Rédigé par : Bernard-27400 | 23 mai 2007 à 09:29
Vous voyez. Je ne suis pas la seule pour le vermillon.
Vous le savez, Philippe. En gros on a toujours plus intérêt à discuter vos notes dans leurs marges et dans leurs nuances.
Vous-même le dites : des ombres circulent.
Alors, pour le gris, d'accord les ombres sont là. Mais pour le rouge, ça manque juste de brumes.
Rédigé par : Véronique | 23 mai 2007 à 09:13
Le bouffon a fauté.
Il vous demande pardon.
"Non contents de rêvez" ai-je écrit, il fallait lire de "rêver".
Le bouffon a "honte".
En pénitence je vais prendre une carte au MRAP pour 3 jours (pas plus). J'irai au cours de mise à niveau de....l'orthomrap.
(Décidément PB vous me troublez.)
Rédigé par : le bouffon | 23 mai 2007 à 08:12
@ Bernard
Quand Ségo pose la question du "de quoi de parle t-on?" en évoquant l'identité nationale et son rapport avec l'immigration, je pense qu'il pose la bonne question.
Je partage ce que vous nous dites au sujet de l'identité. Mais qu'en est-il, pour bon nombre de Français d'origine, des repères que vous nous rappelez et de la nécessité de les respecter. S'y identifier, c'est, à mon sens, une autre question et qui est loin d'être inintéressante.
Etes-vous aussi certain que pour nous tous l'affaire soit à ce point claire, comprise et assimilée?
En gros je pense que la République Française dans sa définition place très haut la volonté d'une éthique collective et d'une morale citoyenne.
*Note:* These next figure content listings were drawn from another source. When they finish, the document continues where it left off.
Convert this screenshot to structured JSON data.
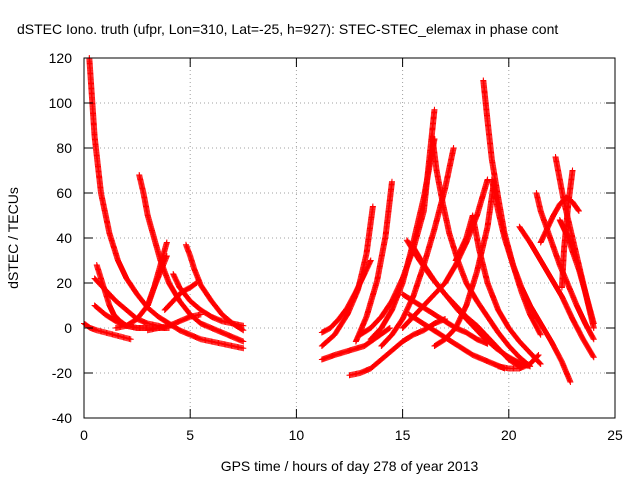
{
  "chart_data": {
    "type": "scatter",
    "title": "dSTEC Iono. truth (ufpr, Lon=310, Lat=-25, h=927): STEC-STEC_elemax in phase cont",
    "xlabel": "GPS time / hours of day 278 of year 2013",
    "ylabel": "dSTEC  / TECUs",
    "xlim": [
      0,
      25
    ],
    "ylim": [
      -40,
      120
    ],
    "xticks": [
      0,
      5,
      10,
      15,
      20,
      25
    ],
    "yticks": [
      -40,
      -20,
      0,
      20,
      40,
      60,
      80,
      100,
      120
    ],
    "grid": true,
    "marker": "+",
    "color": "#ff0000",
    "series": [
      {
        "x": [
          0.25,
          0.5,
          0.8,
          1.2,
          1.6,
          2.0,
          2.5,
          3.0,
          3.5,
          4.0,
          4.5,
          5.0,
          5.5,
          6.0,
          6.5,
          7.0,
          7.5
        ],
        "y": [
          120,
          85,
          60,
          42,
          30,
          22,
          15,
          9,
          5,
          2,
          -1,
          -3,
          -5,
          -6,
          -7,
          -8,
          -9
        ]
      },
      {
        "x": [
          0.0,
          0.3,
          0.6,
          1.0,
          1.4,
          1.8,
          2.2
        ],
        "y": [
          2,
          0,
          -1,
          -2,
          -3,
          -4,
          -5
        ]
      },
      {
        "x": [
          0.6,
          0.8,
          1.0,
          1.2,
          1.4,
          1.7,
          2.0,
          2.5,
          3.0
        ],
        "y": [
          28,
          22,
          16,
          10,
          6,
          3,
          1,
          0,
          0
        ]
      },
      {
        "x": [
          0.5,
          1.0,
          1.5,
          2.0,
          2.5,
          3.0,
          3.5,
          3.8
        ],
        "y": [
          22,
          17,
          12,
          8,
          4,
          2,
          1,
          0
        ]
      },
      {
        "x": [
          0.5,
          1.0,
          1.5,
          2.0,
          2.5,
          3.0,
          3.5,
          4.0
        ],
        "y": [
          10,
          6,
          3,
          1,
          0,
          0,
          0,
          0
        ]
      },
      {
        "x": [
          2.6,
          2.8,
          3.0,
          3.3,
          3.6,
          4.0,
          4.5,
          5.0,
          5.5,
          6.0,
          6.5,
          7.0,
          7.5
        ],
        "y": [
          68,
          60,
          50,
          40,
          30,
          20,
          12,
          6,
          2,
          0,
          -2,
          -4,
          -6
        ]
      },
      {
        "x": [
          1.5,
          2.0,
          2.5,
          3.0,
          3.3,
          3.6,
          3.9
        ],
        "y": [
          0,
          1,
          4,
          10,
          18,
          28,
          38
        ]
      },
      {
        "x": [
          3.0,
          3.3,
          3.6,
          3.9
        ],
        "y": [
          10,
          18,
          25,
          32
        ]
      },
      {
        "x": [
          4.2,
          4.5,
          5.0,
          5.5,
          6.0,
          6.5,
          7.0,
          7.5
        ],
        "y": [
          24,
          18,
          12,
          8,
          5,
          3,
          2,
          1
        ]
      },
      {
        "x": [
          4.8,
          5.0,
          5.2,
          5.5,
          6.0,
          6.5,
          7.0,
          7.5
        ],
        "y": [
          37,
          32,
          26,
          19,
          12,
          6,
          2,
          -1
        ]
      },
      {
        "x": [
          3.8,
          4.2,
          4.6,
          5.0,
          5.3
        ],
        "y": [
          8,
          12,
          16,
          18,
          20
        ]
      },
      {
        "x": [
          3.0,
          3.5,
          4.0,
          4.5,
          5.0,
          5.5
        ],
        "y": [
          -1,
          0,
          1,
          3,
          5,
          6
        ]
      },
      {
        "x": [
          11.2,
          11.6,
          12.0,
          12.4,
          12.8,
          13.2,
          13.5
        ],
        "y": [
          -2,
          0,
          4,
          9,
          16,
          24,
          30
        ]
      },
      {
        "x": [
          11.2,
          11.8,
          12.4,
          12.9,
          13.3,
          13.6
        ],
        "y": [
          -8,
          -3,
          6,
          17,
          33,
          54
        ]
      },
      {
        "x": [
          11.2,
          11.8,
          12.5,
          13.2,
          13.8,
          14.4
        ],
        "y": [
          -14,
          -12,
          -10,
          -8,
          -4,
          0
        ]
      },
      {
        "x": [
          12.5,
          13.0,
          13.5,
          14.0,
          14.5,
          15.0,
          15.5,
          16.0,
          16.5,
          17.0
        ],
        "y": [
          -21,
          -20,
          -18,
          -14,
          -10,
          -6,
          -3,
          -1,
          2,
          4
        ]
      },
      {
        "x": [
          12.8,
          13.3,
          13.8,
          14.2,
          14.5
        ],
        "y": [
          -6,
          5,
          21,
          41,
          65
        ]
      },
      {
        "x": [
          13.0,
          13.5,
          14.0,
          14.5,
          15.0,
          15.5,
          16.0,
          16.5
        ],
        "y": [
          -3,
          0,
          5,
          12,
          22,
          35,
          52,
          97
        ]
      },
      {
        "x": [
          13.5,
          14.0,
          14.5,
          15.0,
          15.5,
          16.0,
          16.5
        ],
        "y": [
          -5,
          0,
          8,
          20,
          38,
          58,
          84
        ]
      },
      {
        "x": [
          14.0,
          14.5,
          15.0,
          15.5,
          16.0,
          16.5,
          17.0,
          17.4
        ],
        "y": [
          -8,
          -3,
          4,
          14,
          28,
          44,
          62,
          80
        ]
      },
      {
        "x": [
          15.0,
          15.5,
          16.0,
          16.5,
          17.0,
          17.5,
          18.0,
          18.5,
          19.0
        ],
        "y": [
          0,
          5,
          10,
          15,
          20,
          28,
          38,
          50,
          66
        ]
      },
      {
        "x": [
          16.5,
          17.0,
          17.5,
          18.0,
          18.5,
          19.0,
          19.3
        ],
        "y": [
          -8,
          -5,
          0,
          10,
          25,
          45,
          65
        ]
      },
      {
        "x": [
          15.5,
          16.0,
          16.5,
          17.0,
          17.5,
          18.0,
          18.5,
          19.0,
          19.5,
          20.0,
          20.5
        ],
        "y": [
          36,
          28,
          21,
          15,
          10,
          5,
          1,
          -4,
          -9,
          -14,
          -17
        ]
      },
      {
        "x": [
          15.2,
          15.8,
          16.4,
          17.0,
          17.6,
          18.2,
          18.8,
          19.4,
          20.0,
          20.6,
          21.0
        ],
        "y": [
          39,
          30,
          22,
          15,
          8,
          2,
          -4,
          -9,
          -13,
          -16,
          -17
        ]
      },
      {
        "x": [
          15.3,
          15.8,
          16.3,
          16.8,
          17.3,
          17.8,
          18.3,
          18.8,
          19.3,
          19.8
        ],
        "y": [
          6,
          3,
          0,
          -3,
          -6,
          -9,
          -12,
          -14,
          -16,
          -18
        ]
      },
      {
        "x": [
          15.0,
          15.5,
          16.0,
          16.5,
          17.0,
          17.5,
          18.0,
          18.5,
          19.0
        ],
        "y": [
          15,
          12,
          9,
          6,
          3,
          0,
          -2,
          -5,
          -7
        ]
      },
      {
        "x": [
          16.4,
          16.6,
          16.9,
          17.2,
          17.6,
          18.0,
          18.5,
          19.0,
          19.5,
          20.0,
          20.5,
          21.0
        ],
        "y": [
          85,
          70,
          55,
          42,
          30,
          20,
          12,
          5,
          -2,
          -8,
          -13,
          -17
        ]
      },
      {
        "x": [
          18.8,
          19.0,
          19.2,
          19.5,
          19.8,
          20.2,
          20.6,
          21.0,
          21.5
        ],
        "y": [
          110,
          92,
          75,
          58,
          42,
          28,
          16,
          6,
          -3
        ]
      },
      {
        "x": [
          17.5,
          18.0,
          18.3,
          18.6,
          19.0,
          19.5,
          20.0,
          20.5,
          21.0,
          21.5
        ],
        "y": [
          30,
          40,
          50,
          35,
          20,
          8,
          0,
          -6,
          -11,
          -16
        ]
      },
      {
        "x": [
          19.2,
          19.5,
          19.8,
          20.2,
          20.6,
          21.0,
          21.5,
          22.0,
          22.5,
          22.9
        ],
        "y": [
          66,
          52,
          40,
          28,
          18,
          10,
          2,
          -6,
          -15,
          -24
        ]
      },
      {
        "x": [
          19.5,
          20.0,
          20.5,
          21.0,
          21.4
        ],
        "y": [
          -17,
          -18,
          -18,
          -16,
          -12
        ]
      },
      {
        "x": [
          21.3,
          21.5,
          21.8,
          22.1,
          22.4,
          22.8,
          23.2,
          23.6,
          24.0
        ],
        "y": [
          60,
          52,
          44,
          36,
          28,
          19,
          10,
          2,
          -5
        ]
      },
      {
        "x": [
          21.5,
          21.8,
          22.1,
          22.4,
          22.7,
          23.0,
          23.3
        ],
        "y": [
          38,
          44,
          50,
          55,
          58,
          56,
          52
        ]
      },
      {
        "x": [
          22.2,
          22.4,
          22.6,
          22.9,
          23.2,
          23.5,
          23.8,
          24.0
        ],
        "y": [
          76,
          66,
          56,
          44,
          32,
          20,
          8,
          0
        ]
      },
      {
        "x": [
          22.4,
          22.6,
          22.8,
          23.0,
          23.3,
          23.6,
          24.0
        ],
        "y": [
          48,
          44,
          40,
          34,
          26,
          16,
          2
        ]
      },
      {
        "x": [
          22.5,
          22.6,
          22.8,
          23.0
        ],
        "y": [
          18,
          35,
          55,
          70
        ]
      },
      {
        "x": [
          20.5,
          21.0,
          21.5,
          22.0,
          22.5,
          23.0,
          23.5,
          24.0
        ],
        "y": [
          45,
          38,
          30,
          22,
          14,
          4,
          -5,
          -13
        ]
      }
    ]
  }
}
Est-ce acquis une fois pour toutes par les "nationaux" d'origine?
Pourquoi l'exiger d'autres si nous ne sommes pas nous capables de définir cette éthique collective et de la transmettre d'abord à nos propres enfants ?
N'y a t-il pas dans la juxtaposition des mots immigration et identité nationale quelque chose de grossièrement réducteur, de péremptoire, de blessant et d'injuste?